I so much enjoyed Howard Norman’s My Darling Detective that I made a note to myself to read more by him. I finally chose The Northern Lights because of its setting.

In the 1950’s, Noah Krainik lives with his family on an isolated lake in northern Manitoba. His father Anthony is a geographer who is mapping the far reaches of Manitoba and Saskatchewan, so he leaves Noah, his mother Mina, and his cousin Charlotte alone for months at a time. He blames his work, but there are some events that don’t add up. For example, while out working he somehow ended up in Halifax and arranged for Charlotte to live with them after her parents were killed in a factory collapse. Halifax is a long way from either Manitoba or Saskatchewan.

Every summer, beginning when he is nine, Noah takes the mail plane to Quill, 90 miles away, to live with his best friend Pelly and Pelly’s aunt and uncle, Nettie and Sam. There he experiences the richer life of a village of Cree Indians, trappers, and others who prefer this wilderness life that smacks of a much earlier time period.
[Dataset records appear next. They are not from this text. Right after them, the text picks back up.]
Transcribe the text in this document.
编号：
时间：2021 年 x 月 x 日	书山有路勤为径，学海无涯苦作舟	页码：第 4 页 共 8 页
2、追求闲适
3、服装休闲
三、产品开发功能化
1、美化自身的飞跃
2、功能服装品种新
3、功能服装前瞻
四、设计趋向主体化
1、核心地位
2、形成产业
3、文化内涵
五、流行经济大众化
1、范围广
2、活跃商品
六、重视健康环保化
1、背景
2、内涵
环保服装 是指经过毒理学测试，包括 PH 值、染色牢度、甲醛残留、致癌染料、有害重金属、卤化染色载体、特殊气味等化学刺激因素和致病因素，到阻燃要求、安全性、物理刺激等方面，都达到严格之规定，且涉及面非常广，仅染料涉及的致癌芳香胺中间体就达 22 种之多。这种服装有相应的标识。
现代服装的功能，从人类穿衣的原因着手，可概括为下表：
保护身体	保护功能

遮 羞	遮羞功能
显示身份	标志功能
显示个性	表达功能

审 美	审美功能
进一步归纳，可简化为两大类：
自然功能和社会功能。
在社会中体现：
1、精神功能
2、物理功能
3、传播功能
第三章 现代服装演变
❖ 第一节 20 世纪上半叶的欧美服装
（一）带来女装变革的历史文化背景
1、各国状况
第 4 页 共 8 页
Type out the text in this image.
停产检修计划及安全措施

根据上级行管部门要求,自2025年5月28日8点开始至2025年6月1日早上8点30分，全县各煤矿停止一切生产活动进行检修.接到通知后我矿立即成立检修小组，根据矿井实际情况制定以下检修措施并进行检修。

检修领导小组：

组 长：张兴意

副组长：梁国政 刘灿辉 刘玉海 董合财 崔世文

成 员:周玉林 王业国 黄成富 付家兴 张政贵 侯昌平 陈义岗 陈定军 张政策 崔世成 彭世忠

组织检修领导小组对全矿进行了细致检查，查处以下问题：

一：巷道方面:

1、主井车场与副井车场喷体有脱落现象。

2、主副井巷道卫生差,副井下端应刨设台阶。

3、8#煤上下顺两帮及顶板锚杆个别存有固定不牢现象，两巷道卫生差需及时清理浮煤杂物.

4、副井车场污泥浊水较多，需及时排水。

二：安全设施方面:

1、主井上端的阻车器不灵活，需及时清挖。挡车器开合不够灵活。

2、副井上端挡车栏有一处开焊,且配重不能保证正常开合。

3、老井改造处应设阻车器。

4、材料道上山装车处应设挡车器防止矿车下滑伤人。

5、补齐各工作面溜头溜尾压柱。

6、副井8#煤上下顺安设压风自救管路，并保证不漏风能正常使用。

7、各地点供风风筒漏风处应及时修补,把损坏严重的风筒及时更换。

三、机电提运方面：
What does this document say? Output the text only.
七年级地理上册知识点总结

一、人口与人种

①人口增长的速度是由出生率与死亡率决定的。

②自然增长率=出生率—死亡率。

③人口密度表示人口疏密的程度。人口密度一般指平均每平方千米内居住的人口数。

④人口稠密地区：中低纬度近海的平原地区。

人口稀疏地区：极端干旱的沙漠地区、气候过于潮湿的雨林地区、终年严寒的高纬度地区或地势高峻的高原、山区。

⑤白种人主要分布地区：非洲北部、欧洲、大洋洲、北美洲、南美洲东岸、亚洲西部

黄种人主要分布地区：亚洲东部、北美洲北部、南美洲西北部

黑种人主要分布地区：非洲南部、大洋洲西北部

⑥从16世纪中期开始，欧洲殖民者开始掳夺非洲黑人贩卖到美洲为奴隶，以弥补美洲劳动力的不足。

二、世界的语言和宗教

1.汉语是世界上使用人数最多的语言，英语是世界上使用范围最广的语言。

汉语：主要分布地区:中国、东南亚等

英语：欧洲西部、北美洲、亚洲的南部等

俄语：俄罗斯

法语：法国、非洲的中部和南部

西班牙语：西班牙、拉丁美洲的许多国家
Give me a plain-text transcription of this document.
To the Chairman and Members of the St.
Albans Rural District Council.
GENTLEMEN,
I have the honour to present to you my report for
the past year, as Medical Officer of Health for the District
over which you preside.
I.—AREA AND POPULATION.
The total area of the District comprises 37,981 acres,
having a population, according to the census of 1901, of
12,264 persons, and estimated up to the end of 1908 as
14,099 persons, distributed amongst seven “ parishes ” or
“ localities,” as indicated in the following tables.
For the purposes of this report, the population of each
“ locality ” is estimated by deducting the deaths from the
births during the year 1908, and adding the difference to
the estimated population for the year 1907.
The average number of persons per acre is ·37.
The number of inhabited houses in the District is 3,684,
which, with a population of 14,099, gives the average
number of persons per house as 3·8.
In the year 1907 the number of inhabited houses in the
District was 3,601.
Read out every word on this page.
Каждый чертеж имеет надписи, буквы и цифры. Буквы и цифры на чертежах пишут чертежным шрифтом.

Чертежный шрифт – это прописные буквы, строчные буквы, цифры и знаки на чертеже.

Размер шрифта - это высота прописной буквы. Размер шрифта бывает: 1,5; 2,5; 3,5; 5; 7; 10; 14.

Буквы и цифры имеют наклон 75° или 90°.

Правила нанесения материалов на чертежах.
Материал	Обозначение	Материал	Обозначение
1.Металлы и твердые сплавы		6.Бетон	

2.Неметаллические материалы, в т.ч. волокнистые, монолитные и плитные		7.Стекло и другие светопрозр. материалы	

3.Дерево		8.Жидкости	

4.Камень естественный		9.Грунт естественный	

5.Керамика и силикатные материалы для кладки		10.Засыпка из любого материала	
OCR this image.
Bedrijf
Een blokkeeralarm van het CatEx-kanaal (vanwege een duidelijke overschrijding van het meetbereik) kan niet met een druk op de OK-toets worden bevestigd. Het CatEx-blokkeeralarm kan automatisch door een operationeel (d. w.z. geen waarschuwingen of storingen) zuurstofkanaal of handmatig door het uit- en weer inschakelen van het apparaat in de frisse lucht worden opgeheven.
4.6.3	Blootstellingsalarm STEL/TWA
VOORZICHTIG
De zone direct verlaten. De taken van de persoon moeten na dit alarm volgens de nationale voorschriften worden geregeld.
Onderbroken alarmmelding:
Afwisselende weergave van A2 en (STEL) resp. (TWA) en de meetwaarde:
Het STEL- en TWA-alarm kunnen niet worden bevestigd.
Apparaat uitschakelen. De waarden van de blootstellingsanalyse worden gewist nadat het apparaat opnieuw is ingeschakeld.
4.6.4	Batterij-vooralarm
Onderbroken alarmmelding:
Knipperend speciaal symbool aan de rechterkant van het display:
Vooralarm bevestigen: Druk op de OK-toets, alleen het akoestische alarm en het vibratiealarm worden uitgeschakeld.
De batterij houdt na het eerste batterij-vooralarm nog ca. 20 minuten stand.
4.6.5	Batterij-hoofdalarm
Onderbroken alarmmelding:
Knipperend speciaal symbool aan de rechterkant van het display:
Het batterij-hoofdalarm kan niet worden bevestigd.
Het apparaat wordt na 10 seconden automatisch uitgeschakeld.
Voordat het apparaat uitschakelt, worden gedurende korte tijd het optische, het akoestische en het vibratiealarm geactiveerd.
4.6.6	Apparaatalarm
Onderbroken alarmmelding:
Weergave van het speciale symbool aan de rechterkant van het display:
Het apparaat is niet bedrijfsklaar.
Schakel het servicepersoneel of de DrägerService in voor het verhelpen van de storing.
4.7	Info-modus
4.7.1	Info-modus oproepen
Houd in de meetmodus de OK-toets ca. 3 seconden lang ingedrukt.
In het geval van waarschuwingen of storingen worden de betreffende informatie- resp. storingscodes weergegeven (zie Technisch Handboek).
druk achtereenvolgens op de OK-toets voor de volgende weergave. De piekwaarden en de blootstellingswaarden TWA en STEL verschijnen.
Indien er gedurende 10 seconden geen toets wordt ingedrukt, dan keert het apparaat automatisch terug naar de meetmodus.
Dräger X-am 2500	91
The novel begins, though, in 1959, when 14-year-old Noah learns of Pelly’s death.

This evocative novel explores the life in the wilderness and what happens when Anthony’s desertion provokes a move out of the wilderness to Toronto. There, Mina gets a job at the Northern Lights movie theater, where she first met Anthony.

This is a novel full of interesting, colorful characters, and I greatly enjoyed it. I especially liked the portion set in remote Manitoba.